# pulling engine



## 68gtohawk8369 (Oct 26, 2009)

what do most guys preffer pulling engine and trans out together or seperate ??? how about insatlling together or seperate im just about ready to pull it and need to know.


----------



## Eric Animal (Oct 28, 2007)

I used to pull my engine with a muncie 4 speed all as one unit in my 67...no A/C PS or PB....I don't know if you are automatic and have the room or a lift. More info please.........Nice looking GTO!


----------



## Rukee (Feb 8, 2007)

If you have a cheap cherry picker do only the engine. Had one flip around on me once, it's not a pretty site, for the motor, the car or for you! And I broke a finger too when it flipped around. Popsicle sticks and black tape FTW!


----------



## geeteeohguy (Feb 2, 2008)

I tend to pull the engine and trans separately. Mainly because the cars I've worked on were operable, driving cars with all the sheetmetal painted and attached. (except the hood!). Personally, I have more control over the hoist and hanging engine, and there is less chance for bad things to happen, which can happen VERY quickly. If it was a basket case, or the entire front clip was off, I might remove the two as a unit, though. The time saved is pretty minimal. Plus, I tend to leave the trans in place and supported if I'm just doing the engine.


----------



## jetstang (Nov 5, 2008)

OK, with a cheap engine hoist, how do you get far enough out to get to the tranny mount? When I pulled the motor on my 70, I just snatched it out, but I can't get it far enough back with the front clip on to reach the tranny.


----------



## Rukee (Feb 8, 2007)

Once the motor is out, you don't use the cherry picker for the tranny. Just muscle it out on your own.


----------



## Too Many Projects (Nov 15, 2008)

Get an engine balancer and it will make the job a breeze !!! With or without the trans, you have infinite control over the angle of the engine. I have a forklift, so I do all my r&r with them together and the balancer allows me to tilt it down to get under the trans tunnel and then start leveling it off as I drop it.
Here you can see it's sitting level WITH the TH400 attached.

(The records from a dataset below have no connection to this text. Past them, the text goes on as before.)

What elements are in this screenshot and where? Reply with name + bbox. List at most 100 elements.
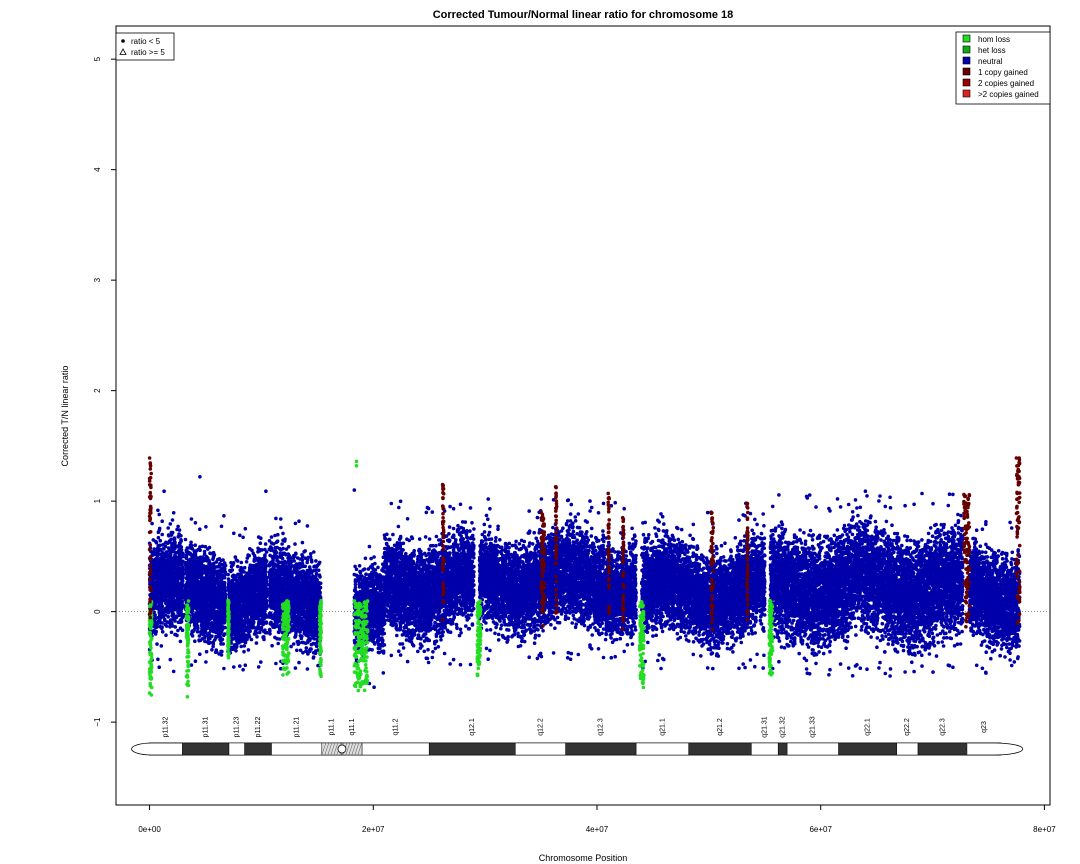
neutral-point: [194, 611, 198, 615]
neutral-point: [169, 607, 174, 612]
neutral-point: [222, 632, 227, 636]
neutral-point: [239, 613, 243, 618]
neutral-point: [210, 586, 215, 590]
neutral-point: [261, 635, 265, 640]
neutral-point: [220, 562, 224, 567]
neutral-point: [164, 592, 169, 597]
neutral-point: [248, 610, 253, 615]
neutral-point: [248, 571, 252, 575]
neutral-point: [255, 635, 259, 639]
neutral-point: [250, 626, 255, 630]
neutral-point: [236, 639, 240, 644]
neutral-point: [309, 558, 314, 562]
neutral-point: [171, 591, 175, 595]
neutral-point: [260, 573, 264, 577]
neutral-point: [168, 522, 173, 526]
series-neutral: [147, 475, 1022, 689]
neutral-point: [170, 518, 175, 522]
neutral-point: [261, 612, 266, 617]
neutral-point: [190, 546, 194, 551]
neutral-point: [202, 618, 206, 622]
neutral-point: [178, 626, 183, 630]
neutral-point: [309, 552, 313, 556]
neutral-point: [239, 560, 244, 565]
neutral-point: [218, 599, 223, 604]
neutral-point: [160, 582, 165, 587]
neutral-point: [174, 582, 179, 587]
neutral-point: [214, 650, 219, 654]
neutral-point: [221, 642, 225, 646]
neutral-point: [152, 548, 156, 552]
neutral-point: [163, 618, 167, 623]
neutral-point: [306, 652, 310, 656]
neutral-point: [160, 621, 164, 625]
neutral-point: [269, 535, 274, 539]
neutral-point: [231, 607, 235, 612]
neutral-point: [230, 595, 234, 599]
neutral-point: [200, 555, 205, 559]
neutral-point: [215, 570, 219, 575]
neutral-point: [168, 657, 173, 662]
neutral-point: [206, 598, 210, 603]
neutral-point: [206, 626, 210, 630]
neutral-point: [160, 604, 165, 609]
neutral-point: [193, 521, 198, 525]
neutral-point: [168, 625, 172, 629]
neutral-point: [237, 586, 241, 591]
neutral-point: [151, 572, 156, 577]
neutral-point: [243, 663, 248, 667]
neutral-point: [158, 538, 163, 543]
neutral-point: [220, 649, 224, 654]
neutral-point: [195, 588, 200, 593]
neutral-point: [178, 611, 182, 615]
neutral-point: [247, 606, 251, 610]
neutral-point: [193, 659, 198, 663]
neutral-point: [211, 640, 215, 644]
neutral-point: [243, 596, 248, 600]
neutral-point: [316, 568, 321, 573]
neutral-point: [173, 587, 178, 592]
neutral-point: [176, 628, 180, 633]
neutral-point: [196, 547, 200, 552]
neutral-point: [190, 572, 194, 577]
neutral-point: [215, 594, 220, 599]
neutral-point: [249, 615, 254, 619]
neutral-point: [179, 539, 183, 543]
neutral-point: [256, 550, 260, 554]
neutral-point: [200, 637, 205, 641]
neutral-point: [185, 566, 189, 570]
neutral-point: [175, 527, 179, 532]
neutral-point: [219, 524, 224, 529]
neutral-point: [177, 549, 181, 553]
neutral-point: [242, 649, 246, 654]
neutral-point: [183, 562, 188, 567]
neutral-point: [260, 548, 264, 552]
neutral-point: [261, 603, 265, 607]
neutral-point: [233, 555, 238, 559]
neutral-point: [242, 586, 246, 591]
neutral-point: [165, 572, 169, 576]
neutral-point: [173, 625, 178, 629]
neutral-point: [258, 541, 263, 545]
neutral-point: [216, 622, 220, 626]
neutral-point: [235, 619, 239, 624]
neutral-point: [240, 632, 244, 637]
neutral-point: [173, 553, 177, 557]
neutral-point: [176, 545, 180, 549]
neutral-point: [221, 591, 226, 596]
neutral-point: [247, 593, 251, 598]
neutral-point: [245, 620, 250, 625]
plot-frame: [115, 25, 1051, 806]
neutral-point: [233, 623, 237, 627]
neutral-point: [185, 574, 190, 579]
neutral-point: [189, 566, 193, 570]
neutral-point: [160, 550, 165, 555]
neutral-point: [162, 578, 167, 582]
neutral-point: [183, 537, 188, 542]
neutral-point: [219, 653, 224, 657]
neutral-point: [198, 580, 203, 585]
neutral-point: [208, 636, 212, 641]
neutral-point: [216, 628, 220, 633]
neutral-point: [208, 588, 212, 593]
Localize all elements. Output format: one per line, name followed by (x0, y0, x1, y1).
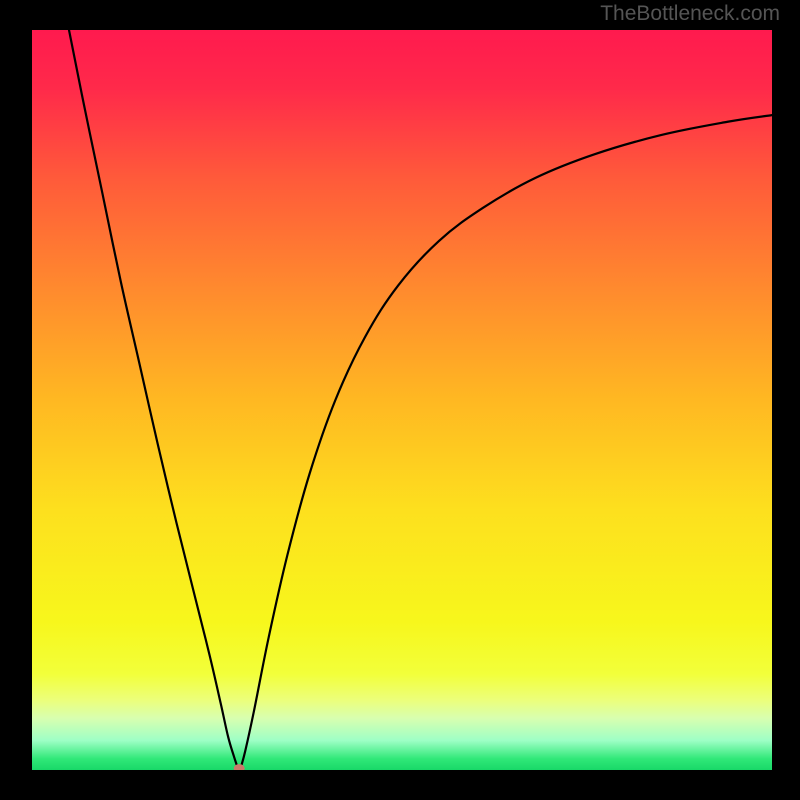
plot-area (32, 30, 772, 770)
watermark-text: TheBottleneck.com (600, 2, 780, 26)
gradient-background (32, 30, 772, 770)
chart-svg (32, 30, 772, 770)
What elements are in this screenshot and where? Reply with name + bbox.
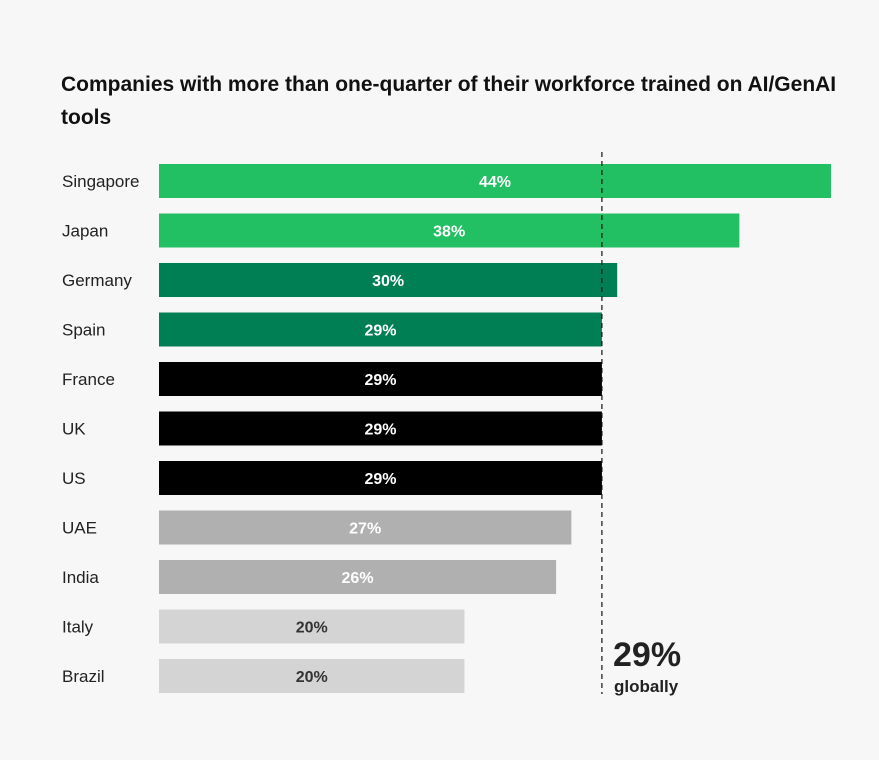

Here, the balance point was changed to allow the trans to clear the tunnel. The pan is not sitting on the core support.


IF you decide to pull them together, I use a spare driveshaft yoke and after removing the driveshaft, install the yoke and secure it with zip ties so it doesn't pull out if it gets snagged on something, allowing all the fluid to run out. Experience is a he!! of a teacher....


----------